When the book opens, Fitzgibbon is recovering from a cancer surgery, and has just been told she must take over the ISPCA because the number one is leaving.
All of the jobs and files, including the greyhound file, go to her.
With the help of a woman in Germany, Johanna Wothke, and Wothke’s organization Pro Animale, she ends up building the dog sanctuary The Dogs of Avalon. It becomes a place where the racers can go until they find homes. “It’s a dreamlike place,” Schenone said of the County Galway sanctuary.
While the instances of animal cruelty that she had to learn to tell this story horrified her, learning about people who rolled up their sleeves, got to work, and made a difference inspired her.

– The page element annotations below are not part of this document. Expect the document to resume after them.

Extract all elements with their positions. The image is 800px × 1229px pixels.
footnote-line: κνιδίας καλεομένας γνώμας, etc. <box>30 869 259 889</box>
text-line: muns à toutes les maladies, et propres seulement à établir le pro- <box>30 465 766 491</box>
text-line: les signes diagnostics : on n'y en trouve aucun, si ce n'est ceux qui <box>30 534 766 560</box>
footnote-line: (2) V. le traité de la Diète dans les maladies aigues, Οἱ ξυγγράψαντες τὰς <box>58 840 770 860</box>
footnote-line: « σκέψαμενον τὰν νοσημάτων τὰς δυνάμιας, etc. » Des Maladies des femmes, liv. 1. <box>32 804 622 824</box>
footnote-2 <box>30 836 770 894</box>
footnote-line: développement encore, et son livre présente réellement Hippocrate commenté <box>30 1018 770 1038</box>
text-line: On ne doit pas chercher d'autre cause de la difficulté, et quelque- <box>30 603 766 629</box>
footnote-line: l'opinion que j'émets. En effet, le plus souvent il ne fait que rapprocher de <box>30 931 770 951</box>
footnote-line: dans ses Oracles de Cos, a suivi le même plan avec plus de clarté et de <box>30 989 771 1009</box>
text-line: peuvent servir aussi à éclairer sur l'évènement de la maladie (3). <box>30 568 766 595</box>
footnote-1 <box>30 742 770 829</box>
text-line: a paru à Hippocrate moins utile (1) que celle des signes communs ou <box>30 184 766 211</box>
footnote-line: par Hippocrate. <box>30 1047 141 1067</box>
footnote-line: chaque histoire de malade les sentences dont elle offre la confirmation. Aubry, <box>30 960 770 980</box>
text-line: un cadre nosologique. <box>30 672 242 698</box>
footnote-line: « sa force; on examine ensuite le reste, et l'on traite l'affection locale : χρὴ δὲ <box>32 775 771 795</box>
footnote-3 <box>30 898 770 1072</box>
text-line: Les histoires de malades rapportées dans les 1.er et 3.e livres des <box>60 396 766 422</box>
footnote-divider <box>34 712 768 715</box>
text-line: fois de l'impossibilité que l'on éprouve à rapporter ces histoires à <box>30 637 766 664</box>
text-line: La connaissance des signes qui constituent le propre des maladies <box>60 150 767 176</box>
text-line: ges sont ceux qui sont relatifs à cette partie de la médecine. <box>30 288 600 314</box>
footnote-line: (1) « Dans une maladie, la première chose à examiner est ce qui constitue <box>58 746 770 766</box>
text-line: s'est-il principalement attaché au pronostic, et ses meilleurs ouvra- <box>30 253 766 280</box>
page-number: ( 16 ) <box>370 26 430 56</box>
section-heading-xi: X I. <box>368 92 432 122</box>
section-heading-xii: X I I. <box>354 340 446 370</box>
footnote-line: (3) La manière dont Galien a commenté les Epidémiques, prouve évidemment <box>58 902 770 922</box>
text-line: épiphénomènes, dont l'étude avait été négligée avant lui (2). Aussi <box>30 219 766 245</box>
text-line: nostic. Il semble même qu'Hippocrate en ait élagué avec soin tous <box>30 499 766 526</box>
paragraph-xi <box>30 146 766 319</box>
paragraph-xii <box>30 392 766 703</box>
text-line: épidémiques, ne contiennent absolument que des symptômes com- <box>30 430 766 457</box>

The book will be published in Ireland and the U.K. in October.
As for Schenone, “Avalon” has changed her life.
Now she’s a food writer who can’t enjoy the sight of a roasted pig. Who can’t grill a burger without thinking of a gentle cow.
Montclair plays an appearance in the book: when Schenone describes walking Lily in the park, she’s talking about Edgemont Memorial Park.
“People may have seen me around town with my unusual-looking dog,” she said with a laugh.
And while she refrained from animal advocacy while working on the book, she might volunteer at the Montclair Animal Shelter or with PAWS now that the book is out: “I absolutely do want to help.”
EXCERPT
Now here she was with us, living in a New York suburb where so many people venerated dogs. Though she was feared and unwanted at home, here she was seen as an exotic beauty. When we went out walking, cars would slow and heads turned to stare at her slim form and unusually elegant bearing. Everyone wanted to know what kind of dog she was.
“Oh so regal!”
“Look at that beautiful creature!”
“Did she race at the track?”
During her first weeks with us, Lily maintained a blank-faced caution. She flinched when we came close, and, when in doubt, she immediately dropped to the floor, one cheek down, waiting to be beaten. She seemed afraid of her food and crept toward her bowl cautiously, lest another dog might race in snarling and push her aside.
It wasn’t until we let her run that we understood her true nature. There was a double tennis court around the corner from our house, and the first time we snuck her in there and clinked the gate shut, everything changed. We took off her leash and watched Lily tear forth with a speed and form that astonished us. She was a cheetah dog and galloped in a broad circle around the courts, using a special mechanism for running known as the double suspension gallop, which meant she held herself in the air twice as long as other dogs, pumping her rear legs forward and then extending them back behind her, all in a single stride. The overwhelming effect was nothing short of flight. I understood then that she was more bird than dog, more air than earth.